El jazz y los ritmos afrocubanos se encontrarán esta semana en uno de los espacios culturales al aire libre más activos de la Ciudad de México. El pianista y compositor cubano Osmany Paredes llegará al ciclo Jazz INBAL junto a su cuarteto para ofrecer un concierto gratuito que celebrará la herencia africana a través de la improvisación, la percusión y las sonoridades del Caribe.

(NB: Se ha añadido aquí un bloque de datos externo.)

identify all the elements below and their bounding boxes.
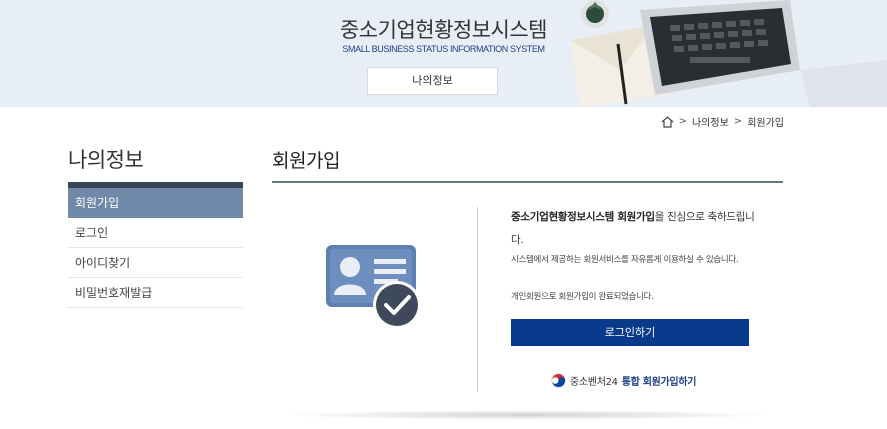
- sidebar-title: 나의정보: [68, 148, 144, 172]
- complete-note: 개인회원으로 회원가입이 완료되었습니다.: [511, 292, 654, 302]
- content-divider: [477, 207, 478, 392]
- breadcrumb-separator: >: [678, 116, 687, 127]
- header-banner: 중소기업현황정보시스템 SMALL BUSINESS STATUS INFORM…: [0, 0, 887, 107]
- member-card-check-icon: [326, 245, 421, 329]
- home-icon[interactable]: [661, 115, 674, 128]
- breadcrumb-item[interactable]: 나의정보: [692, 114, 729, 129]
- sidebar-item-login[interactable]: 로그인: [68, 218, 243, 248]
- sidebar-menu: 회원가입 로그인 아이디찾기 비밀번호재발급: [68, 188, 243, 308]
- taegeuk-logo-icon: [551, 373, 566, 388]
- login-button[interactable]: 로그인하기: [511, 319, 749, 346]
- sidebar-item-reset-password[interactable]: 비밀번호재발급: [68, 278, 243, 308]
- title-divider: [272, 181, 783, 183]
- gov-name: 중소벤처24: [570, 377, 618, 388]
- sidebar-item-signup[interactable]: 회원가입: [68, 188, 243, 218]
- service-note: 시스템에서 제공하는 회원서비스를 자유롭게 이용하실 수 있습니다.: [511, 255, 739, 265]
- breadcrumb-item-current[interactable]: 회원가입: [747, 114, 784, 129]
- gov-signup-link[interactable]: 중소벤처24 통합 회원가입하기: [551, 373, 696, 388]
- gov-signup-label[interactable]: 통합 회원가입하기: [622, 373, 697, 388]
- section-button[interactable]: 나의정보: [367, 67, 498, 95]
- welcome-message-bold: 중소기업현황정보시스템 회원가입: [511, 211, 655, 223]
- breadcrumb: > 나의정보 > 회원가입: [661, 114, 784, 129]
- page-title: 회원가입: [272, 150, 340, 172]
- breadcrumb-separator: >: [733, 116, 743, 127]
- sidebar-item-find-id[interactable]: 아이디찾기: [68, 248, 243, 278]
- content-shadow: [280, 410, 775, 420]
- laptop-desk-illustration: [570, 0, 887, 107]
- welcome-message: 중소기업현황정보시스템 회원가입을 진심으로 축하드립니다.: [511, 206, 761, 252]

La presentación se realizará el jueves 21 de mayo a las 19 horas en el Pabellón Escénico del Jardín Escénico, recinto ubicado entre Paseo de la Reforma y Campo Marte, en Polanco. El concierto forma parte de las actividades del Mes de la Herencia Africana, una conmemoración dedicada a reconocer la influencia cultural y artística de las comunidades africanas y afrodescendientes.

Desde Nueva York, ciudad donde reside desde hace casi dos décadas, Osmany Paredes ha construido una trayectoria marcada por la mezcla entre jazz contemporáneo, música afrocubana y ritmos tradicionales latinoamericanos. Su propuesta combina virtuosismo pianístico, improvisación y una fuerte raíz rítmica que conecta con la tradición del son, el cha cha chá y la percusión caribeña.

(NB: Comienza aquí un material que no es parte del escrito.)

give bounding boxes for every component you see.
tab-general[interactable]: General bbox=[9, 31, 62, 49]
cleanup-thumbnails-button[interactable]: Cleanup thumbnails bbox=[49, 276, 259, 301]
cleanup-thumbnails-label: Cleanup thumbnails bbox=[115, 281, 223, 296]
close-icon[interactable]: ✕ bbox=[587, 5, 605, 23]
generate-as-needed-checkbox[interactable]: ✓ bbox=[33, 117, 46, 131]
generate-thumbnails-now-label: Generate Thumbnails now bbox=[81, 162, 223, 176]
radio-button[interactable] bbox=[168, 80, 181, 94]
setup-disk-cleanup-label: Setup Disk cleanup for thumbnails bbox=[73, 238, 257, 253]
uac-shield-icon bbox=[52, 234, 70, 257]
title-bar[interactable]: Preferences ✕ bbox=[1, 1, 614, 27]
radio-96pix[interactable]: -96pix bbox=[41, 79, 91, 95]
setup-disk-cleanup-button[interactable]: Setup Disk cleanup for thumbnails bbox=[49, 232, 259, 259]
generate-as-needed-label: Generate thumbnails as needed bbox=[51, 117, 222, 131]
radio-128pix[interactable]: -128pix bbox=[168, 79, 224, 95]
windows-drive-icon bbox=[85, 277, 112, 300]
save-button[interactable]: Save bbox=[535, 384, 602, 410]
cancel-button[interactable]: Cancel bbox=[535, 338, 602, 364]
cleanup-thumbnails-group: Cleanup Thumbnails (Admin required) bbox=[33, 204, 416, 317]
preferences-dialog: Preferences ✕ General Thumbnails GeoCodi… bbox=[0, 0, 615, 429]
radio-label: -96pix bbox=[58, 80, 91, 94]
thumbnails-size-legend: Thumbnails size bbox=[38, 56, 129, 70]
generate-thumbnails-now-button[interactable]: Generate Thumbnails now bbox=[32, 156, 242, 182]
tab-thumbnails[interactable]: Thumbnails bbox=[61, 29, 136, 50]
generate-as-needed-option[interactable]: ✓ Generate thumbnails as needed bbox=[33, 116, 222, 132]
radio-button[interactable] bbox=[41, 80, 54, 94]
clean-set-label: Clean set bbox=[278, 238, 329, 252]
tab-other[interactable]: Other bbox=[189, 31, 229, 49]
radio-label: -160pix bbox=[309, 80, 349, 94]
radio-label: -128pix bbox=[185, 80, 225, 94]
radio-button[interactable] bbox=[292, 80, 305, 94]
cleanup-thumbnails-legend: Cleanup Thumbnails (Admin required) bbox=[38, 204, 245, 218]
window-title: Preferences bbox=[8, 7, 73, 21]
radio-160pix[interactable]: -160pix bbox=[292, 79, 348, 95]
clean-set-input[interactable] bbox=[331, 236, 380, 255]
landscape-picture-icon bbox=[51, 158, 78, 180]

El repertorio incluirá composiciones originales como Cha 3 AM, New contradanza, Tumbaíto pa’ ti y Cuadras, además de piezas emblemáticas como Tres palabras de Osvaldo Farrés, Pensativa de Clare Fischer y El cumbanchero de Rafael Hernández.

Fundado a inicios de los años dos mil, el Osmany Paredes Jazz Quartet está integrado por Yubel Téllez en el contrabajo, Rubén Perea en la batería y Johnny Molina en las percusiones, músicos que acompañan al pianista en una exploración sonora donde el jazz dialoga constantemente con la tradición afrolatina.

La historia musical de Paredes comenzó en Cuba, donde estudió en la Escuela Nacional de Artes de La Habana y colaboró con figuras como Bobby Carcassés y la Orquesta América. En 1992 llegó a México junto a la Orquesta de Enrique Jorrín, creador del cha cha chá, y posteriormente continuó su formación jazzística en Estados Unidos hasta establecerse en Nueva York.

A lo largo de su carrera ha participado en festivales y escenarios de América, Europa, Asia y África, consolidando una propuesta musical que convierte la improvisación en un puente entre distintas tradiciones culturales.

El concierto en el Jardín Escénico promete una noche donde el jazz se mezcla con el pulso festivo de la música afrocubana, en un recorrido sonoro que celebra la memoria, la identidad y la capacidad de la música para cruzar fronteras. La entrada será libre, aunque el acceso estará sujeto al cupo disponible.